There was, of course, the Alekhine-Euwe return match, featuring the challenger doing the kicking, having obtained the necessary 15.5 points and six wins with five games to go.

All the games were played out and Alekhine scored +1 -2 =2 in the remainder.

Sep-24-15  Lt.Surena: thegoodanarchist:players like Fischer, ...were unquestionably worthy challengers.

Oh Yeah! Bobby was worthy challenger because he MISSED the qualifying tournament to play in 1970 Interzonal by purpose.

Then he got in because Benko was payed under the table with the cooperation of the goons from USCF and FIDE (Euwe).

Sep-24-15  Petrosianic: The phrase is "on purpose", not "by purpose". Are you aware that Fischer won the 1971 Candidates?
Sep-24-15  Lt.Surena: You're trying very hard to legitimize and justify the cheating scandal perpetrated by USCF, Euwe(FIDE) and half dozen others to get Bobby into 1970 Interzonal. *Much like a cat trying to cover up doo doo on a marble floor.

P.S. Bobby chose not play in US championship series of 1969 that was the qualifying tournament for the 1970 Interzonal. Benko was payed off under the table for his seat at 1970 Interzonal with the help of the chumps mentioned above.

Sep-24-15
Premium Chessgames Member
  diceman: <Lt.Surena: You're trying very hard to legitimize and justify the cheating scandal perpetrated by USCF, Euwe(FIDE) and half dozen others to get Bobby into 1970 Interzonal.>

Petrosianic isn't trying as hard as Fischer.

...who slaughtered everyone in his path
to the title.

Sep-24-15  Petrosianic: Asking you a question is "trying to legitimize a cheating scandal"? You don't believe that. It's too ridiculous.

What I asked was if you knew Fischer had won the 1971 Candidates. If you didn't know, just admit that you didn't know. If you did know, why are you afraid to say so?

Sep-26-16  Aunt Jemima: From the bio, <At a strictly personal level, if not to the manor born, Spassky was certainly to the gracious manner born. >

???

Challenge: please rearrange these random words to form a coherent sentence.

Thank you please.

Sep-26-16
Premium Chessgames Member
  MissScarlett: You may care to read this: Biographer Bistro
Sep-26-16  Petrosianic: <Challenge: please rearrange these random words to form a coherent sentence.>

It's saying Spassky is a nice guy.

Sep-26-16  Aunt Jemima: <Petrosianic> Thank you please.
Oct-22-16
Premium Chessgames Member
  offramp: Spassky came into this match knowing that he had to win one more game than his seemingly indestructible opponenet.

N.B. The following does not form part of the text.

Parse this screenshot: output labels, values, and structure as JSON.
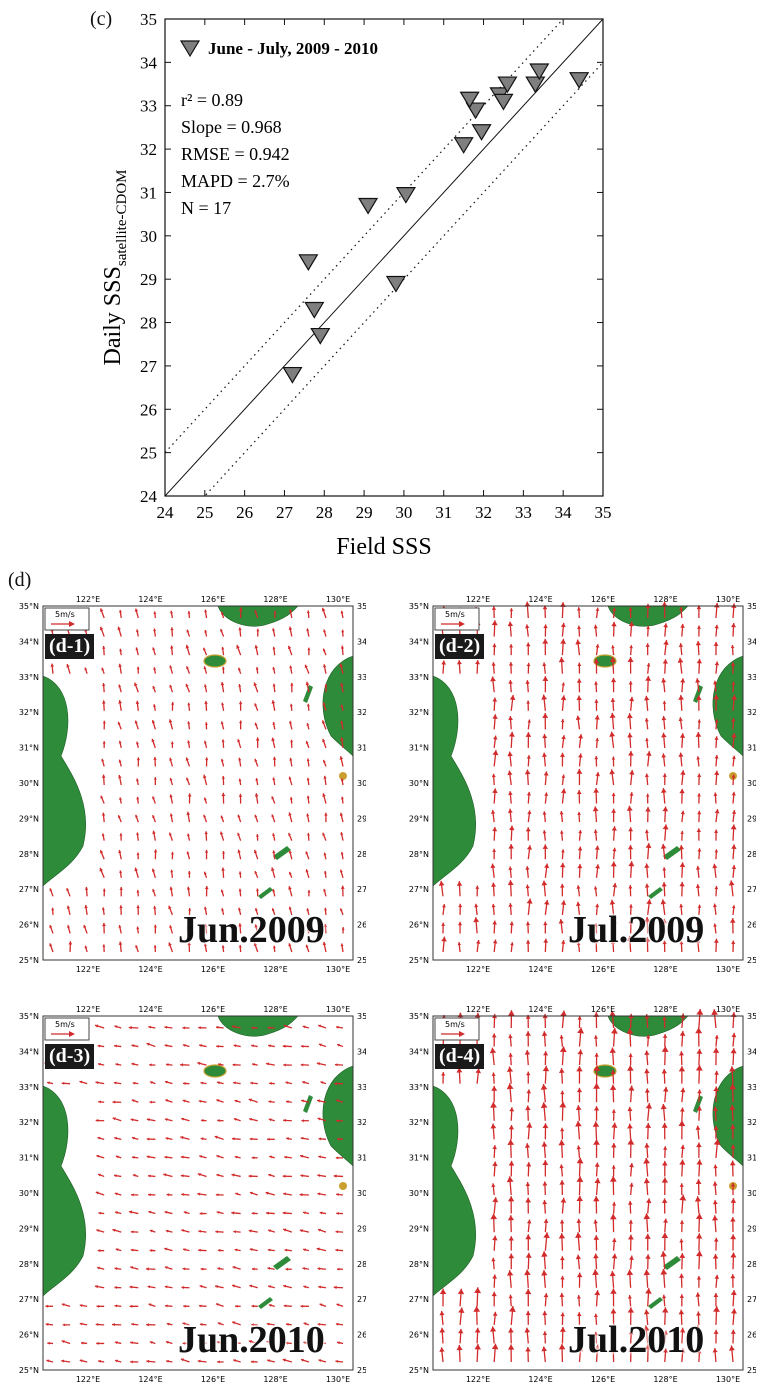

In 1965 Petrosian had lost three serious games: one to Portisch and two to Korchnoi. In 1966 up to this match Petrosian had lost one game, a training game, Boleslavsky vs Petrosian, 1966. (After this match he lost three games at the Second Piatigorsky Cup. 7 losses in 1966.)

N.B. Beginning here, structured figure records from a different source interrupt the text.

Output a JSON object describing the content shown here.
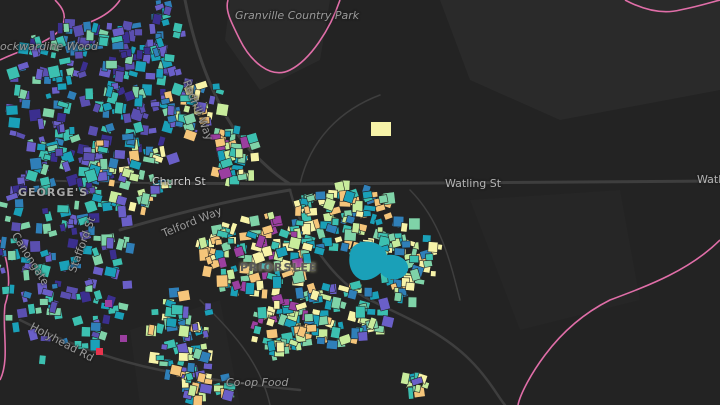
{
  "map": {
    "background": "#232323",
    "road_color": "#3e3e3e",
    "boundary_color": "#e06ea8",
    "palette": [
      "#3b2f8f",
      "#5a4fb0",
      "#6a5fc8",
      "#2f7fb8",
      "#1aa0b8",
      "#3cc0b0",
      "#7fd3a8",
      "#c8ec9c",
      "#f7f3a8",
      "#f5c57a",
      "#9b3fa0",
      "#e8344e"
    ],
    "labels": {
      "granville_country_park": "Granville Country Park",
      "rockwardine_wood": "ockwardine Wood",
      "redhill_way": "Redhill Way",
      "church_st": "Church St",
      "watling_st": "Watling St",
      "watl_edge": "Watl",
      "georges": "GEORGE'S",
      "telford_way": "Telford Way",
      "stafford_st": "Stafford St",
      "canongate": "Canongate",
      "priorslee": "PRIORSLEE",
      "holyhead_rd": "Holyhead Rd",
      "coop_food": "Co-op Food"
    }
  }
}
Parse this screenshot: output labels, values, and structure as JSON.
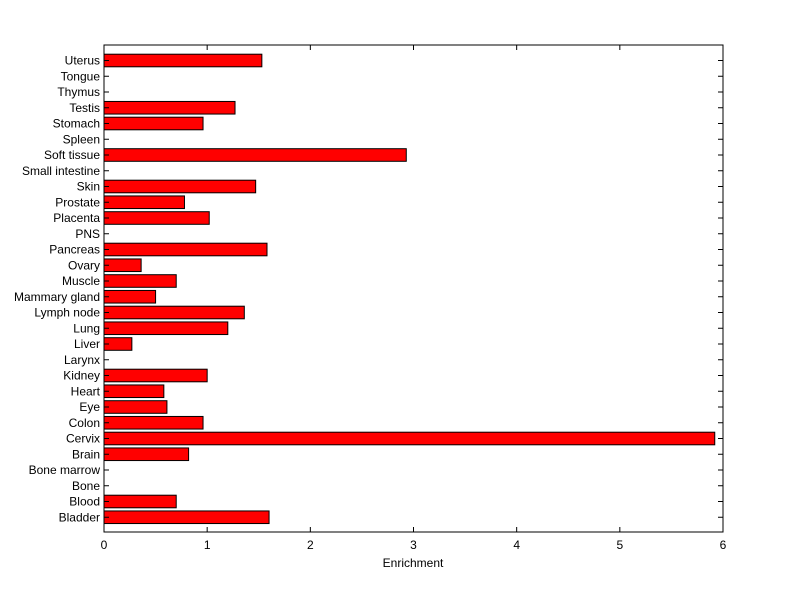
{
  "chart_data": {
    "type": "bar",
    "orientation": "horizontal",
    "categories": [
      "Uterus",
      "Tongue",
      "Thymus",
      "Testis",
      "Stomach",
      "Spleen",
      "Soft tissue",
      "Small intestine",
      "Skin",
      "Prostate",
      "Placenta",
      "PNS",
      "Pancreas",
      "Ovary",
      "Muscle",
      "Mammary gland",
      "Lymph node",
      "Lung",
      "Liver",
      "Larynx",
      "Kidney",
      "Heart",
      "Eye",
      "Colon",
      "Cervix",
      "Brain",
      "Bone marrow",
      "Bone",
      "Blood",
      "Bladder"
    ],
    "values": [
      1.53,
      0,
      0,
      1.27,
      0.96,
      0,
      2.93,
      0,
      1.47,
      0.78,
      1.02,
      0,
      1.58,
      0.36,
      0.7,
      0.5,
      1.36,
      1.2,
      0.27,
      0,
      1.0,
      0.58,
      0.61,
      0.96,
      5.92,
      0.82,
      0,
      0,
      0.7,
      1.6
    ],
    "xlabel": "Enrichment",
    "ylabel": "",
    "title": "",
    "xlim": [
      0,
      6
    ],
    "xticks": [
      "0",
      "1",
      "2",
      "3",
      "4",
      "5",
      "6"
    ],
    "grid": false,
    "colors": {
      "bar_fill": "#ff0000",
      "bar_edge": "#000000",
      "axis": "#000000"
    }
  }
}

So halfway through the match, game 12, and Petrosian is 2-0 ahead. Spassky has to win 3 games out of the final 12. He manages to do this difficult feat but in the process he lost another 2 games.

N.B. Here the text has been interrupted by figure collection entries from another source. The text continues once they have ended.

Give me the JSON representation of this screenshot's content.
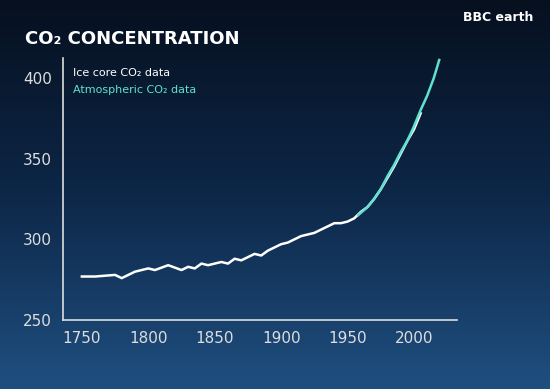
{
  "chart_data": {
    "type": "line",
    "title": "CO₂ CONCENTRATION",
    "annotations": [
      "BBC earth"
    ],
    "series": [
      {
        "name": "Ice core CO₂ data",
        "color": "#ffffff",
        "x": [
          1750,
          1760,
          1775,
          1780,
          1790,
          1800,
          1805,
          1815,
          1825,
          1830,
          1835,
          1840,
          1845,
          1850,
          1855,
          1860,
          1865,
          1870,
          1875,
          1880,
          1885,
          1890,
          1895,
          1900,
          1905,
          1910,
          1915,
          1920,
          1925,
          1930,
          1935,
          1940,
          1945,
          1950,
          1955,
          1960,
          1965,
          1970,
          1975,
          1980,
          1985,
          1990,
          1995,
          2000,
          2005
        ],
        "values": [
          277,
          277,
          278,
          276,
          280,
          282,
          281,
          284,
          281,
          283,
          282,
          285,
          284,
          285,
          286,
          285,
          288,
          287,
          289,
          291,
          290,
          293,
          295,
          297,
          298,
          300,
          302,
          303,
          304,
          306,
          308,
          310,
          310,
          311,
          313,
          317,
          320,
          325,
          331,
          338,
          345,
          353,
          361,
          368,
          378
        ]
      },
      {
        "name": "Atmospheric CO₂ data",
        "color": "#5fe0d0",
        "x": [
          1958,
          1965,
          1970,
          1975,
          1980,
          1985,
          1990,
          1995,
          2000,
          2005,
          2010,
          2015,
          2019
        ],
        "values": [
          315,
          320,
          325,
          331,
          339,
          346,
          354,
          361,
          370,
          380,
          389,
          400,
          411
        ]
      }
    ],
    "xlim": [
      1736,
      2032
    ],
    "xticks": [
      1750,
      1800,
      1850,
      1900,
      1950,
      2000
    ],
    "ylim": [
      250,
      412
    ],
    "yticks": [
      250,
      300,
      350,
      400
    ],
    "grid": false,
    "legend": "upper left"
  }
}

Although the games were all very hard-fought I don't think Petrosian was ever in danger of losing his title.

Oct-22-16  ZonszeinP: Spassky managed to beat Keres four times in only 10 games. Only 3 times he beat Petrosian in 24..

Spassky was tired

Oct-23-16  Howard: There was undoubtedly more to it than that. Petrosian wasn't nicknamed "Iron Tigran" for nothing.

Not only that, in a 24-game match, there will almost always be a lot of draws as both players need to conserve energy, not to mention not push themselves too hard.

Oct-23-16  ZonszeinP: True
Yet, I would kindly draw the attention to the fact that Spassky played more than 50 games in 1965 to reach Petrosian (including matches against players of the calibre of Keres, Geller and Tal) Brilliantly winning
Oct-25-16  Howard: That reminds me of a comment that Spassky had made prior to his second match, in 1969, with Petrosian. He had stated that if he lost this match, this would probably be his last attempt at becoming world champion because he just didn't feel up to the task of going through a THIRD set of Candidates matches.

Luckily for him, he won against Petrosian this time around.

Oct-25-16  Petrosianic: Maybe Spassky was selling himself short. After 1969, he did go through a 3rd, 4th, and even 5th series of candidates matches.
Oct-25-16  Howard: True---maybe after being able to "rest" through the 1971 series of matches, he might have been recharged enough to make another go at it.